E nele tudo, tudo é importantíssimo

Assim sendo neste universo sem hierarquias

A minha total atenção, o meu amor, a minha deferência

SIMPLESMENTE ACONTECE por umas bolinhas que hesitam soltar-se duma pedrinha sob umas ondinhas que avançam ao sol

SIMPLESMENTE ACONTECE aos quatro anos tornar marco de mim para o futuro uma noticia na televisão a não esquecer que as manteigas estavam estragadas.

SIMPLESMENTE ACONTECE este bocadinho, esta parcelinha, este tempinho de mim ser importantíssimo e ser mais simples não pensar nisso.

SIMPLESMENTE ACONTECE a ria avançar e desenhar-me estradas nos olhos.

SIMPLESMENTE ACONTECE a voz do mar modelar-me a alma.

SIMPLESMENTE ACONTECE ver no céu uma grande tela onde anjos escrevem.

SIMPLESMENTE ACONTECE ver aves voando acenarem-me.

SIMPLESMENTE ACONTECE com a areia macia mármore polido no meu sentimento.

SIMPLESMENTE ACONTECE sentir tesão com o cheiro da vida descarnada no lodo e terra molhados.

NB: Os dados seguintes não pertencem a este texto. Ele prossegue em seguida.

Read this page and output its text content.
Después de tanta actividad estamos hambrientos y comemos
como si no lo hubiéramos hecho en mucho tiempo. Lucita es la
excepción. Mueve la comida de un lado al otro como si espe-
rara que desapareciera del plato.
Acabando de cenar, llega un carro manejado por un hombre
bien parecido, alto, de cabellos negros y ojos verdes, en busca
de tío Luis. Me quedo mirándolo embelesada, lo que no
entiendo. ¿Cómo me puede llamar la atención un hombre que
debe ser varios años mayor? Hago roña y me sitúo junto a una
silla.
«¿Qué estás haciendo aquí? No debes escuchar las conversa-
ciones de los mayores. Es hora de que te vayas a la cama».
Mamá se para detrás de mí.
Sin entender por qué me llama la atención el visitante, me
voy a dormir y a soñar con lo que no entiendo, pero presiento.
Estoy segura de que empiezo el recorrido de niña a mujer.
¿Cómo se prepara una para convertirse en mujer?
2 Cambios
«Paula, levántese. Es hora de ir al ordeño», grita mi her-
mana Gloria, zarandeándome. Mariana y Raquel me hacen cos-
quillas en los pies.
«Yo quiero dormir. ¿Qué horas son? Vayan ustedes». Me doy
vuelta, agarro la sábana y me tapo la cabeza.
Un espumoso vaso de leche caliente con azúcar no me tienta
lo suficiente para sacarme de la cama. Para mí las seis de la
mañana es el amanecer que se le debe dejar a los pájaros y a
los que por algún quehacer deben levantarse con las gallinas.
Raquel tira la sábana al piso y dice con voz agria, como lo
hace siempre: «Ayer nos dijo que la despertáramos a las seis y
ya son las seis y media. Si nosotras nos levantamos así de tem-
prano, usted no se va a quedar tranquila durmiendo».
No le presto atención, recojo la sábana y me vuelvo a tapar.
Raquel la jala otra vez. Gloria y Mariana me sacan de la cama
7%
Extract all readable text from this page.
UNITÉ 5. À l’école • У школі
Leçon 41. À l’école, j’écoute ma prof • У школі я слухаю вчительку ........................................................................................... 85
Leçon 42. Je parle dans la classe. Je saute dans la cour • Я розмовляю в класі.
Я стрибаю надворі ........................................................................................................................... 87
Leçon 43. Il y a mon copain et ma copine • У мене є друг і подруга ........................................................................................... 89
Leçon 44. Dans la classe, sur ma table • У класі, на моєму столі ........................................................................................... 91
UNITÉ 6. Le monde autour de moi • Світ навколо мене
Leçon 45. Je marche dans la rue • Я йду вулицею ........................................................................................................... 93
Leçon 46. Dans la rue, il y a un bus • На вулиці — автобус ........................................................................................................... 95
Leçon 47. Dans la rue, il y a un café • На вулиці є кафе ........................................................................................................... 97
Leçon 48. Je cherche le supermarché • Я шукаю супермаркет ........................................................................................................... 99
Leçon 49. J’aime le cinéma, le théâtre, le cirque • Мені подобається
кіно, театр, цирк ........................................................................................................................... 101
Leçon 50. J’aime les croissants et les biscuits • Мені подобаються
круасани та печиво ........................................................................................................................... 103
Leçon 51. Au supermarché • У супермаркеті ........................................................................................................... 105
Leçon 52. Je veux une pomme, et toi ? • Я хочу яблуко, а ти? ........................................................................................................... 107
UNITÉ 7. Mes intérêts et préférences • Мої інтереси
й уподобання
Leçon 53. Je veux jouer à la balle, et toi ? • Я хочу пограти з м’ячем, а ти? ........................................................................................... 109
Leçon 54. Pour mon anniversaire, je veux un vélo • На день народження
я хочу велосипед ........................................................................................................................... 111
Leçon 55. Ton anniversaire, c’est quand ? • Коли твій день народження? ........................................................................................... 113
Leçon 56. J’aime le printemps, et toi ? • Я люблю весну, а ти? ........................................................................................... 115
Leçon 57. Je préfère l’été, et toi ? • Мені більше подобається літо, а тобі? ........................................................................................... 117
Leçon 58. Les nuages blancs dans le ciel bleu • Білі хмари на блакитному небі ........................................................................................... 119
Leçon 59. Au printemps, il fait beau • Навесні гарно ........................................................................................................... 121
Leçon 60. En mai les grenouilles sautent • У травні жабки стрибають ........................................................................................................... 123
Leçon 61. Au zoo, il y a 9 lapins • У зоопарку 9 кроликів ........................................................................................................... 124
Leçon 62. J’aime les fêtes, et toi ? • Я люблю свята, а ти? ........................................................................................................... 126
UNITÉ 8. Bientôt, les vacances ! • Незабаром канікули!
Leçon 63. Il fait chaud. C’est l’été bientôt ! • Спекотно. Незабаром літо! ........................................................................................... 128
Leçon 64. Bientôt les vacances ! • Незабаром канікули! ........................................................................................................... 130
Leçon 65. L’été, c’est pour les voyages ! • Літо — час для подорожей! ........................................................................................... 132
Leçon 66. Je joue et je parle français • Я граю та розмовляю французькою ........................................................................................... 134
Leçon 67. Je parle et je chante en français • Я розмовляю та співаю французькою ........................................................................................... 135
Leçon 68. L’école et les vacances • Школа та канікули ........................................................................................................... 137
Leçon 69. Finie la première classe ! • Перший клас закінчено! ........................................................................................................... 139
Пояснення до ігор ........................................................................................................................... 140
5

SIMPLESMENTE ACONTECE ver nas coisas a sua história:

Numa casa na areia homens dinâmicos a construi-la

O vento vir de muito longe

A vegetação brotar da terra e crescer

Num prato decorado mãos cuidadosas

Numa pessoa história

Eu sou a coisa mais importante do mundo

Um grão de areia é a coisa mais importante do mundo

Uma goticula da saliva dum cão é a coisa mais importante do mundo

O mundo é a coisa mais importante do mundo

SIMPLESMENTE ACONTECE…

A vida é um poema maravilhoso

Temos é que aprender a linguagem dos anjos

Se não o Poema não acontece

E senão acontece é mais simples dormir.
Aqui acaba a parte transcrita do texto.